Occhio al possibile conguaglio sul TFR. Come canta J-Ax con il brano Anni amari: “Niente è gratis dico pronto, pago il conto. guardo lo specchio senza ribrezzo. Con gli anni che ho ammetto adesso potrei dare un prezzo a quello che ho. Pensavo bastasse il rock’n’ roll, bastasse l’instabilità e invece anch’io ho scadenze tasse e responsabilità, così la vita assomiglia a quella di mio papà”.
Con l’età che avanza arriva anche la consapevolezza che libertà e leggerezza giovanile lasciano spazio a conti da fare con la realtà, come ad esempio bollette, imposte e, per molti ex lavoratori, anche il conguaglio fiscale sul TFR.
Una sorpresa tutt’altro che gradita per chi pensava di aver chiuso definitivamente con i doveri verso il Fisco al momento del pensionamento o della cessazione del rapporto di lavoro. Nel corso degli ultimi mesi, infatti, molte persone hanno ricevuto, o stanno ricevendo, delle cartelle esattoriali con richieste di pagamento aggiuntivo legate proprio al Trattamento di Fine Rapporto o al Trattamento di Fine Servizio. Non si tratta di sanzioni o errori, ma di un ricalcolo previsto dalla normativa fiscale che può portare a un saldo da versare.
Se hai preso il TFR potrebbero richiederti extra tasse: come funziona il conguaglio
Molti ex dipendenti pubblici si ritrovano alle prese con delle comunicazioni da parte dell’Agenzia delle Entrate in merito a delle imposte arretrate legate al TFR o al TFS. Ma per quale motivo? Ebbene, bisogna sapere che al momento della liquidazione di questi due trattamenti si applica una ritenuta Irpef standard del 23%, come acconto sulle tasse dovute. Questa ritenuta, però, non rappresenta sempre l’imposta definitiva. In molti casi, soprattutto per i compensi arretrati, l’Inps agisce solo come sostituto d’imposta provvisorio, ma il calcolo finale dell’imposta effettiva spetta all’Agenzia delle Entrate che, dal suo canto, può intervenire anche mesi dopo attraverso un conguaglio fiscale.
Questo si verifica perché le somme corrisposte a titolo di TFR e TFS vengono tassate separatamente rispetto al reddito ordinario, tenendo conto di una media delle aliquote Irpef applicate nei due anni precedenti alla liquidazione. Questo metodo tiene conto del fatto che si tratta di compensi riferiti ad anni diversi rispetto a quello di percezione.

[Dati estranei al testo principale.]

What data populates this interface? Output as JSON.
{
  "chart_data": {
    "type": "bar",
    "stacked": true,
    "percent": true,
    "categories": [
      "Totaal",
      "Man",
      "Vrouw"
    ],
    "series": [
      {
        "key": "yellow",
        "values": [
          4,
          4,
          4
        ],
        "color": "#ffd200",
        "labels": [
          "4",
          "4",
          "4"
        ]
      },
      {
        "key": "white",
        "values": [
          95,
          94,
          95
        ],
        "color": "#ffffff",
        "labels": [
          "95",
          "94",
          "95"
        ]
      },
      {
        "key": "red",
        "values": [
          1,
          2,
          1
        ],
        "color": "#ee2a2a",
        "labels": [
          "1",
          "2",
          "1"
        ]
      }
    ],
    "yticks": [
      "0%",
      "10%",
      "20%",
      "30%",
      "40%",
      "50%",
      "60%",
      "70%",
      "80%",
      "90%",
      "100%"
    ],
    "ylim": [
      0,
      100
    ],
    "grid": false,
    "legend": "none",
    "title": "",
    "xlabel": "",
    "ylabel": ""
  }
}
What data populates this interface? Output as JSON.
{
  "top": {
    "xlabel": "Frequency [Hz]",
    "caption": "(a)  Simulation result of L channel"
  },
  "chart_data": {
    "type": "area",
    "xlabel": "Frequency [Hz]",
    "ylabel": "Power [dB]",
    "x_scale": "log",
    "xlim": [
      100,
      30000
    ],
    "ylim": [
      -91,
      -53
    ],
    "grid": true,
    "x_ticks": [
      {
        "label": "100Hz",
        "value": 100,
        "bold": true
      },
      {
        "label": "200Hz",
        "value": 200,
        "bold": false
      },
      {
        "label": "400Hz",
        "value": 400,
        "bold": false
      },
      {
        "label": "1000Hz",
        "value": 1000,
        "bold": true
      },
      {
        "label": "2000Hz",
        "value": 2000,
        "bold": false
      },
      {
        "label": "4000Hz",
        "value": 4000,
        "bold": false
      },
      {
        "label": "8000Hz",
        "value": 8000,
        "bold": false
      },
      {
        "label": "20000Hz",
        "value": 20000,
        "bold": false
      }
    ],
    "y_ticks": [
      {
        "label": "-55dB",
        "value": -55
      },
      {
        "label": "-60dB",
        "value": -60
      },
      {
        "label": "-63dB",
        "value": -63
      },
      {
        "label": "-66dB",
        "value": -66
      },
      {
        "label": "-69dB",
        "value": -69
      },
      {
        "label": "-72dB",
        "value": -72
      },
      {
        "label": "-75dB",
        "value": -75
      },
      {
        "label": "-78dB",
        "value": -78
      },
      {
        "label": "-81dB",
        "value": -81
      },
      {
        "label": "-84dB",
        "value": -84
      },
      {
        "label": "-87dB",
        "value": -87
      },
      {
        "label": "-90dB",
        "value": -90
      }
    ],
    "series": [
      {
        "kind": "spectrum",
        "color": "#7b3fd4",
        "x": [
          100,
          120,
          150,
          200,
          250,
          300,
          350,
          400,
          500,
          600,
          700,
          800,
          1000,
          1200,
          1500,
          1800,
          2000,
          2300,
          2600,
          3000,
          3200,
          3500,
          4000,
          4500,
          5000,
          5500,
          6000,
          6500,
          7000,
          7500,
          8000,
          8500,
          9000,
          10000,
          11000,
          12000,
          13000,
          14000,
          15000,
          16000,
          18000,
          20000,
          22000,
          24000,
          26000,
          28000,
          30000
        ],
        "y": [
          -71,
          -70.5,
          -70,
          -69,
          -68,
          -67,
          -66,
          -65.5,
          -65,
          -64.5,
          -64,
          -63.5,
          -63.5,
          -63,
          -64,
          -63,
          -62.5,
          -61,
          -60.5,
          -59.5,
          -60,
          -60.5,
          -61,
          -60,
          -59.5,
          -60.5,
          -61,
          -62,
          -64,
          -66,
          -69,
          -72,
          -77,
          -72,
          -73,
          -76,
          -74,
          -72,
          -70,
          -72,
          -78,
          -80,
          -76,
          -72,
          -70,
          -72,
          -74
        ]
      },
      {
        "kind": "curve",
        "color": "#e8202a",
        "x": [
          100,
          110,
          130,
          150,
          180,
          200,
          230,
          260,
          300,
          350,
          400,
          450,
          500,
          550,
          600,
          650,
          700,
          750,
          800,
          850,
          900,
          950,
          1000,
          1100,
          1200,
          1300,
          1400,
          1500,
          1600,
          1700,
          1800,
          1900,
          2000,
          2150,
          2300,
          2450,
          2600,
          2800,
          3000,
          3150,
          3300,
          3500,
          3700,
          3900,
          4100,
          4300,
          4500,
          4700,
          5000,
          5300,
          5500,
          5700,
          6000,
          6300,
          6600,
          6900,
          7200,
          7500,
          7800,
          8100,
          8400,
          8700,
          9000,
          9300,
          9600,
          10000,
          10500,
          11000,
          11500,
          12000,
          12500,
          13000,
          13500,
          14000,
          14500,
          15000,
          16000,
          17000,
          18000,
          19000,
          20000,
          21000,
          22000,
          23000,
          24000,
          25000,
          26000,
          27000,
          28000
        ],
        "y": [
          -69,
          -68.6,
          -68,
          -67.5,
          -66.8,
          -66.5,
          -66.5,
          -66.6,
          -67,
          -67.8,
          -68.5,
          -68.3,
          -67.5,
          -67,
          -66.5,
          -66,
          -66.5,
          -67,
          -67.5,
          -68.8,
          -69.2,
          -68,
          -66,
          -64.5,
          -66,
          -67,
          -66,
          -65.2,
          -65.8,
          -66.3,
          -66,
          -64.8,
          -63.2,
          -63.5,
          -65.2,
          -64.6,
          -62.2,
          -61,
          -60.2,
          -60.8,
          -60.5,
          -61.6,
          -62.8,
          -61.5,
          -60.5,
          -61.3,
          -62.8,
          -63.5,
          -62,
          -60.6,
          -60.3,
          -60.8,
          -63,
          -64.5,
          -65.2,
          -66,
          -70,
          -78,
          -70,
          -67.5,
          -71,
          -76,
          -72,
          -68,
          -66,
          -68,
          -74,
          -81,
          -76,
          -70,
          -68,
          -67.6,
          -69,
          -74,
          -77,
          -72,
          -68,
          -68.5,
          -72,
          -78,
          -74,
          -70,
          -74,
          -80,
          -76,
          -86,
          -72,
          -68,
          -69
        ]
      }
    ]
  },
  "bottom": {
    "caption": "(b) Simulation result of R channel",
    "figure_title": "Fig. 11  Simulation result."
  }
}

Se, ad esempio, nel biennio precedente un lavoratore ha versato Irpef con un’aliquota media del 27% e l’Inps ha trattenuto solo il 23%, allora il contribuente dovrà versare un ulteriore 4%. Supponiamo che una persona abbia ricevuto un TFR netto di 20 mila euro con una ritenuta del 23%, ovvero 4.600 euro.
Sulla base dei redditi percepiti dal soggetto in questione nel biennio precedente, l’Agenzia delle Entrate stabilisce che avrebbe dovuto versare un’imposta del 27,2%. Il ricalcolo genera quindi una differenza del 4,2%, ovvero 840 euro da restituire allo Stato.
Chi rischia di dover pagare e chi resta escluso
A rischiare di dover pagare sono soprattutto coloro che hanno ricevuto importi elevati di TFR o TFS, che hanno percepito negli anni precedenti redditi medio-alti.
O ricevuto il trattamento con ritardo rispetto all’anno di competenza. Al contrario chi ha un TFR modesto, come ad esempio molti docenti precari o ATA a tempo determinato, difficilmente riceverà avvisi. Ciò poiché la differenza d’imposta si rivela inferiore alla soglia minima prevista.
Trattandosi di un conguaglio fiscale inoltre, è bene sottolineare, non sono previste sanzioni né interessi. Questo ovviamente a meno di ritardi nel pagamento. L’Agenzia delle Entrate, infatti, chiede solo il pagamento della quota effettivamente dovuta in base al ricalcolo. Il contribuente può chiedere la rateizzazione del pagamento, fino a un massimo di 8 rate trimestrali. In caso di dubbi si consiglia di rivolgersi a un Caf, Patronato o commercialista di fiducia per ottenere maggiori informazioni in merito.